24 février. Justement je relève dans une lettre de la Petite Dame des appréciations bien plus pénétrantes que celles de Gide. Elle parle de mes “efforts pour ennoblir un chacun dans ses activités et ses réflexions”. Et à propos de méthode : “cette culture dense, qui ne se montre jamais pédante et toute subordonnée à une volonté de mise au point pour faire avancer notre esprit et seulement pour cela. Cela n’est plus courant et vous est très particulier. Je les ai particulièrement aimés (ces articles) parce qu’ils vous ressemblent si bien.” »
Jean Schlumberger, Notes sur la vie littéraire, p. 238.

A contrario, pour d’autres sujets, peut-être plus sensibles, André et Maria se rejoignent dans les remarques faites à Jean. Ainsi, Jean Schlumberger note en 1946 : 

« Gide et la Petite Dame chinent ma chronique sur le communisme : “Curieux manque de logique… des adjectifs vraiment déplacés… indéfendables… Excuse-nous de le dire…” On retrouve le journal. Avec stupeur je m’aperçois qu’ils n’ont pas compris que tout le texte était ironique ! Ce n’est pas la première fois qu’ils se montrent des lecteurs plus obtus que les gens de la rue. Partis sur une fausse piste, ils n’ont pas la docilité de se laisser ramener sur la bonne. Leur totale méprise, jadis, quand je leur ai lu Stéphane. Épaisseur d’incompréhension, par l’intelligence trop rapide. »
Ibid., p. 283.

Il y a donc parfois dans ce trio d’écrivains une incompréhension, mais Jean est toujours très à l’écoute des remarques qui lui sont faites.

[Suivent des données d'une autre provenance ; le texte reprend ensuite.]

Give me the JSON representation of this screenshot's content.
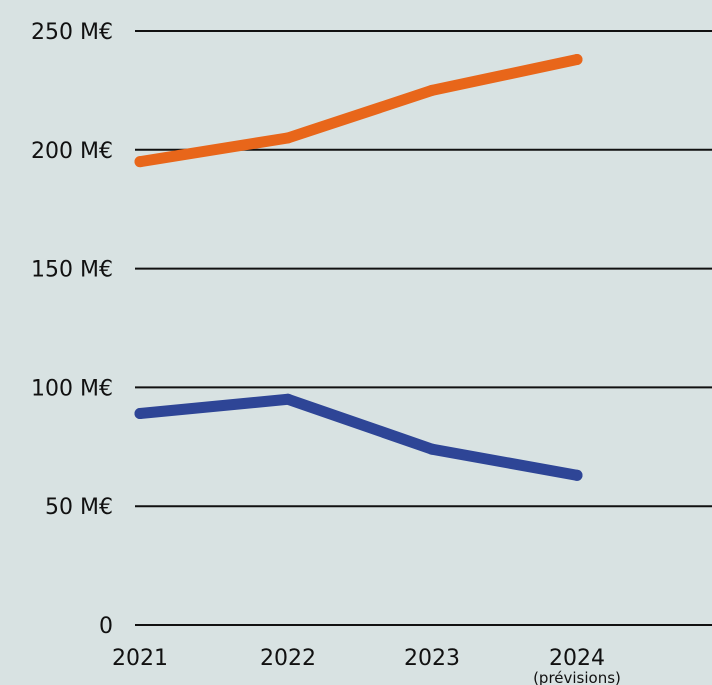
{
  "chart_data": {
    "type": "line",
    "title": "",
    "xlabel": "",
    "ylabel": "",
    "categories": [
      "2021",
      "2022",
      "2023",
      "2024"
    ],
    "category_notes": [
      "",
      "",
      "",
      "(prévisions)"
    ],
    "ylim": [
      0,
      250
    ],
    "yticks": [
      0,
      50,
      100,
      150,
      200,
      250
    ],
    "ytick_labels": [
      "0",
      "50 M€",
      "100 M€",
      "150 M€",
      "200 M€",
      "250 M€"
    ],
    "grid": true,
    "legend": "none",
    "series": [
      {
        "color": "#e8661a",
        "values": [
          195,
          205,
          225,
          238
        ]
      },
      {
        "color": "#2e4596",
        "values": [
          89,
          95,
          74,
          63
        ]
      }
    ]
  }
}
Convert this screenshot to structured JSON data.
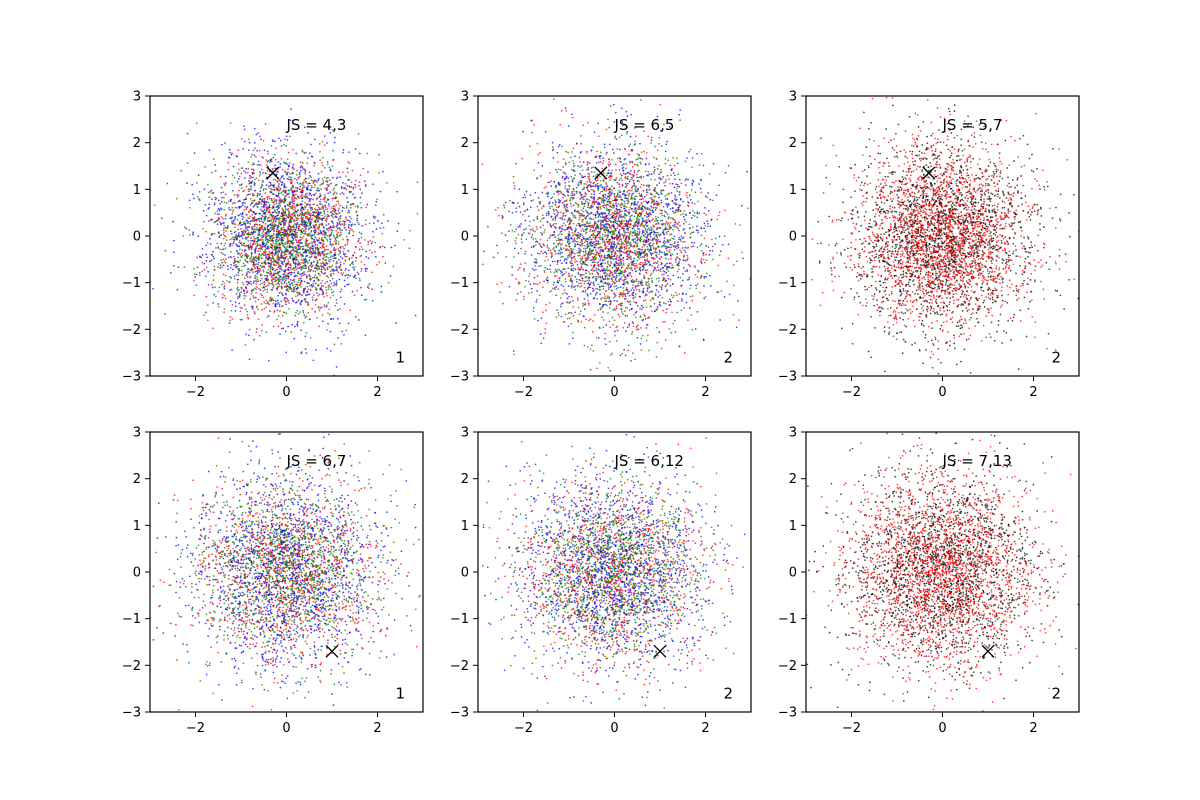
{
  "chart_data": [
    {
      "type": "scatter",
      "panel": 1,
      "xlim": [
        -3,
        3
      ],
      "ylim": [
        -3,
        3
      ],
      "xticks": [
        "−2",
        "0",
        "2"
      ],
      "yticks": [
        "−3",
        "−2",
        "−1",
        "0",
        "1",
        "2",
        "3"
      ],
      "annotation": "JS = 4,3",
      "panel_label": "1",
      "marker": {
        "x": -0.3,
        "y": 1.35
      },
      "series": [
        {
          "color": "#0000ff",
          "count": 1400,
          "spread_x": 0.95,
          "spread_y": 0.95
        },
        {
          "color": "#ff0000",
          "count": 1300,
          "spread_x": 0.85,
          "spread_y": 0.85
        },
        {
          "color": "#008000",
          "count": 1300,
          "spread_x": 0.75,
          "spread_y": 0.75
        }
      ],
      "legend": "none",
      "grid": false
    },
    {
      "type": "scatter",
      "panel": 2,
      "xlim": [
        -3,
        3
      ],
      "ylim": [
        -3,
        3
      ],
      "xticks": [
        "−2",
        "0",
        "2"
      ],
      "yticks": [
        "−3",
        "−2",
        "−1",
        "0",
        "1",
        "2",
        "3"
      ],
      "annotation": "JS = 6,5",
      "panel_label": "2",
      "marker": {
        "x": -0.3,
        "y": 1.35
      },
      "series": [
        {
          "color": "#0000ff",
          "count": 1400,
          "spread_x": 1.0,
          "spread_y": 1.0
        },
        {
          "color": "#ff0000",
          "count": 1300,
          "spread_x": 0.95,
          "spread_y": 0.95
        },
        {
          "color": "#008000",
          "count": 1300,
          "spread_x": 0.9,
          "spread_y": 0.9
        }
      ],
      "legend": "none",
      "grid": false
    },
    {
      "type": "scatter",
      "panel": 3,
      "xlim": [
        -3,
        3
      ],
      "ylim": [
        -3,
        3
      ],
      "xticks": [
        "−2",
        "0",
        "2"
      ],
      "yticks": [
        "−3",
        "−2",
        "−1",
        "0",
        "1",
        "2",
        "3"
      ],
      "annotation": "JS = 5,7",
      "panel_label": "2",
      "marker": {
        "x": -0.3,
        "y": 1.35
      },
      "series": [
        {
          "color": "#000000",
          "count": 1900,
          "spread_x": 1.0,
          "spread_y": 1.0
        },
        {
          "color": "#ff0000",
          "count": 2300,
          "spread_x": 0.95,
          "spread_y": 0.95
        }
      ],
      "legend": "none",
      "grid": false
    },
    {
      "type": "scatter",
      "panel": 4,
      "xlim": [
        -3,
        3
      ],
      "ylim": [
        -3,
        3
      ],
      "xticks": [
        "−2",
        "0",
        "2"
      ],
      "yticks": [
        "−3",
        "−2",
        "−1",
        "0",
        "1",
        "2",
        "3"
      ],
      "annotation": "JS = 6,7",
      "panel_label": "1",
      "marker": {
        "x": 1.0,
        "y": -1.7
      },
      "series": [
        {
          "color": "#0000ff",
          "count": 1400,
          "spread_x": 1.05,
          "spread_y": 1.05
        },
        {
          "color": "#ff0000",
          "count": 1300,
          "spread_x": 1.0,
          "spread_y": 1.0
        },
        {
          "color": "#008000",
          "count": 1300,
          "spread_x": 0.9,
          "spread_y": 0.9
        }
      ],
      "legend": "none",
      "grid": false
    },
    {
      "type": "scatter",
      "panel": 5,
      "xlim": [
        -3,
        3
      ],
      "ylim": [
        -3,
        3
      ],
      "xticks": [
        "−2",
        "0",
        "2"
      ],
      "yticks": [
        "−3",
        "−2",
        "−1",
        "0",
        "1",
        "2",
        "3"
      ],
      "annotation": "JS = 6,12",
      "panel_label": "2",
      "marker": {
        "x": 1.0,
        "y": -1.7
      },
      "series": [
        {
          "color": "#0000ff",
          "count": 1400,
          "spread_x": 1.05,
          "spread_y": 1.05
        },
        {
          "color": "#ff0000",
          "count": 1300,
          "spread_x": 1.0,
          "spread_y": 1.0
        },
        {
          "color": "#008000",
          "count": 1300,
          "spread_x": 0.85,
          "spread_y": 0.85
        }
      ],
      "legend": "none",
      "grid": false
    },
    {
      "type": "scatter",
      "panel": 6,
      "xlim": [
        -3,
        3
      ],
      "ylim": [
        -3,
        3
      ],
      "xticks": [
        "−2",
        "0",
        "2"
      ],
      "yticks": [
        "−3",
        "−2",
        "−1",
        "0",
        "1",
        "2",
        "3"
      ],
      "annotation": "JS = 7,13",
      "panel_label": "2",
      "marker": {
        "x": 1.0,
        "y": -1.7
      },
      "series": [
        {
          "color": "#000000",
          "count": 1800,
          "spread_x": 1.05,
          "spread_y": 1.05
        },
        {
          "color": "#ff0000",
          "count": 2300,
          "spread_x": 1.0,
          "spread_y": 1.0
        }
      ],
      "legend": "none",
      "grid": false
    }
  ]
}
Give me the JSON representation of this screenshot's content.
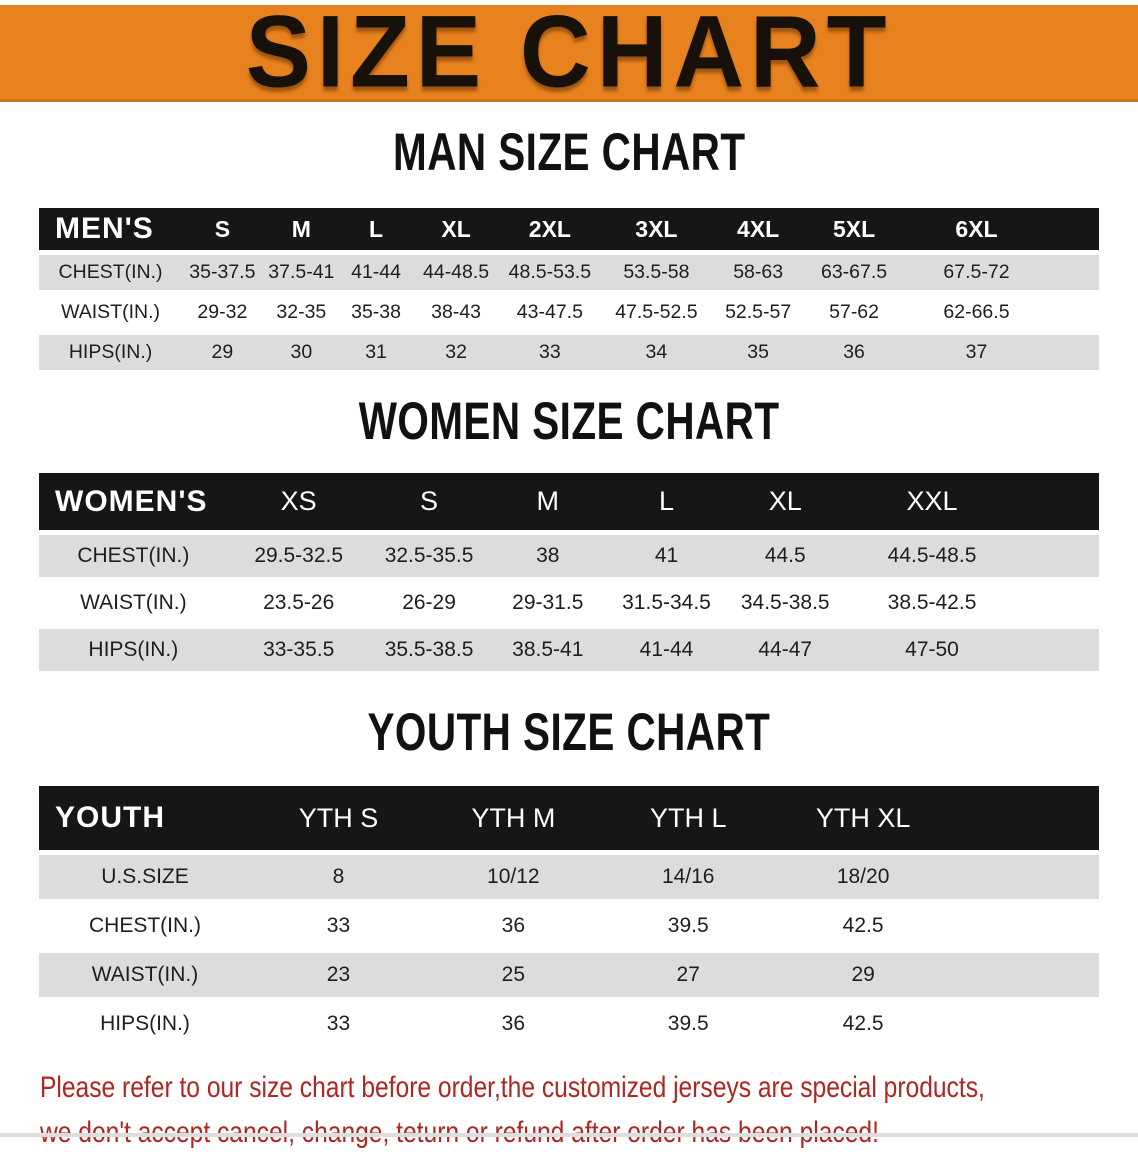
{
  "banner": {
    "title": "SIZE CHART"
  },
  "colors": {
    "banner_orange": "#e8821e",
    "header_black": "#161616",
    "stripe_gray": "#dcdcdc",
    "notice_red": "#ad2723",
    "heading_text": "#111111",
    "header_text": "#ffffff"
  },
  "sections": [
    {
      "id": "man-size-chart",
      "heading": "MAN SIZE CHART",
      "header_label": "MEN'S",
      "columns": [
        "S",
        "M",
        "L",
        "XL",
        "2XL",
        "3XL",
        "4XL",
        "5XL",
        "6XL"
      ],
      "rows": [
        {
          "label": "CHEST(IN.)",
          "values": [
            "35-37.5",
            "37.5-41",
            "41-44",
            "44-48.5",
            "48.5-53.5",
            "53.5-58",
            "58-63",
            "63-67.5",
            "67.5-72"
          ]
        },
        {
          "label": "WAIST(IN.)",
          "values": [
            "29-32",
            "32-35",
            "35-38",
            "38-43",
            "43-47.5",
            "47.5-52.5",
            "52.5-57",
            "57-62",
            "62-66.5"
          ]
        },
        {
          "label": "HIPS(IN.)",
          "values": [
            "29",
            "30",
            "31",
            "32",
            "33",
            "34",
            "35",
            "36",
            "37"
          ]
        }
      ]
    },
    {
      "id": "women-size-chart",
      "heading": "WOMEN SIZE CHART",
      "header_label": "WOMEN'S",
      "columns": [
        "XS",
        "S",
        "M",
        "L",
        "XL",
        "XXL"
      ],
      "rows": [
        {
          "label": "CHEST(IN.)",
          "values": [
            "29.5-32.5",
            "32.5-35.5",
            "38",
            "41",
            "44.5",
            "44.5-48.5"
          ]
        },
        {
          "label": "WAIST(IN.)",
          "values": [
            "23.5-26",
            "26-29",
            "29-31.5",
            "31.5-34.5",
            "34.5-38.5",
            "38.5-42.5"
          ]
        },
        {
          "label": "HIPS(IN.)",
          "values": [
            "33-35.5",
            "35.5-38.5",
            "38.5-41",
            "41-44",
            "44-47",
            "47-50"
          ]
        }
      ]
    },
    {
      "id": "youth-size-chart",
      "heading": "YOUTH SIZE CHART",
      "header_label": "YOUTH",
      "columns": [
        "YTH S",
        "YTH M",
        "YTH L",
        "YTH XL"
      ],
      "rows": [
        {
          "label": "U.S.SIZE",
          "values": [
            "8",
            "10/12",
            "14/16",
            "18/20"
          ]
        },
        {
          "label": "CHEST(IN.)",
          "values": [
            "33",
            "36",
            "39.5",
            "42.5"
          ]
        },
        {
          "label": "WAIST(IN.)",
          "values": [
            "23",
            "25",
            "27",
            "29"
          ]
        },
        {
          "label": "HIPS(IN.)",
          "values": [
            "33",
            "36",
            "39.5",
            "42.5"
          ]
        }
      ]
    }
  ],
  "footer": {
    "line1": "Please refer to our size chart before order,the customized jerseys are special products,",
    "line2": "we don't accept cancel, change, teturn or refund after order has been placed!"
  }
}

En 1948, il écrit à la date du 17 avril : 

« Gide étant occupé avec Amrouche et Denoël, c’est à la Petite Dame que je fais ma lecture. Je le préfère ainsi, car ce dont je suis curieux c’est de son impression purement sentimentale. Et elle met très justement le doigt sur les défauts du Liseron : “langage de vieux monsieur ; il faudrait rajeunir la lettre pour que la banalité de la donnée en fût relevée”. Mais elle m’a paru très contente de Carlo. » [CarloLiseron et Léopard sont trois lettres sur les passions, qui seront reprises dans… Passion, justement, et dans le tome VII des Œuvres de Jean Schlumberger.] 
Ibid., p. 298.

Mais derrière la critique la louange n’est jamais très loin… La même année, au mois d’octobre, Jean écrit : 

« 28 octobre. Le Vaneau s’est dégarni. La Petite Dame me saute au cou et me donne un baiser supplémentaire pour mes Pierres de Rome. À l’en croire je n’ai jamais rien écrit de si excellent et de si personnel. Gide fait une apparition, coiffé d’un bonnet de nuit, très chancelant, s’étendant aussitôt sur la chaise-longue. Lui aussi est très élogieux. » 
Ibid., p. 303.

L’année suivante, à la date du 15 mai, Jean note : 

« Repris chez la Petite Dame le manuscrit de mes souvenirs. J’attendais avec curiosité ses appréciations. Ce n’est pas qu’elle soit transportée, mais elle est contente. “L’unité de ton y est”, dit-elle “et c’est le principal”. Tous les portraits lui semblent justes. Elle affirme que personne, notamment Gide, ne peut être chagriné, et que, étant donné mon parti pris de non-confidence, elle n’est arrêtée par aucun soupçon d’hypocrisie. Remarques de détail, toutes justes et utiles. »
Ibid., p. 316.

De même, dans un passage du Cahier des Saisons d’avril 1958, Maria parlera ainsi de Jean Schlumberger : 

« Je retrouve dans une très ancienne page de journal cette petite note sur Jean Schlumberger : Il me semble toujours que chez Jean Schlumberger la découverte psychologique procède bien plutôt de la seule intelligence que de l’esprit d’observation ou de l’instinct créateur. Pourtant Schlumberger sait observer : ses personnages vivent ; mais les détails qui caractérisent, toujours hautement significatifs, sont le fruit du raisonnement et de l’imagination plus que de l’observation directe. Ce qui sollicite l’intérêt de l’auteur, c’est d’abord, me semble-t-il, un cas, un cas particulier, curieux (et quelle originalité de Jean dans ce domaine !) ; puis il incarne ce cas, invente ensuite le comportement de son personnage, ce qui en déterminera avec précision le caractère. Mais qu’importe la marche de la découverte ? L’essentiel est de tenir en éveil l’intérêt du lecteur, et Schlumberger n’y manque jamais. Grâces lui soient rendues par une amie reconnaissante. »
Maria van Rysselberghe, Cahier des Saisons, avril 1958.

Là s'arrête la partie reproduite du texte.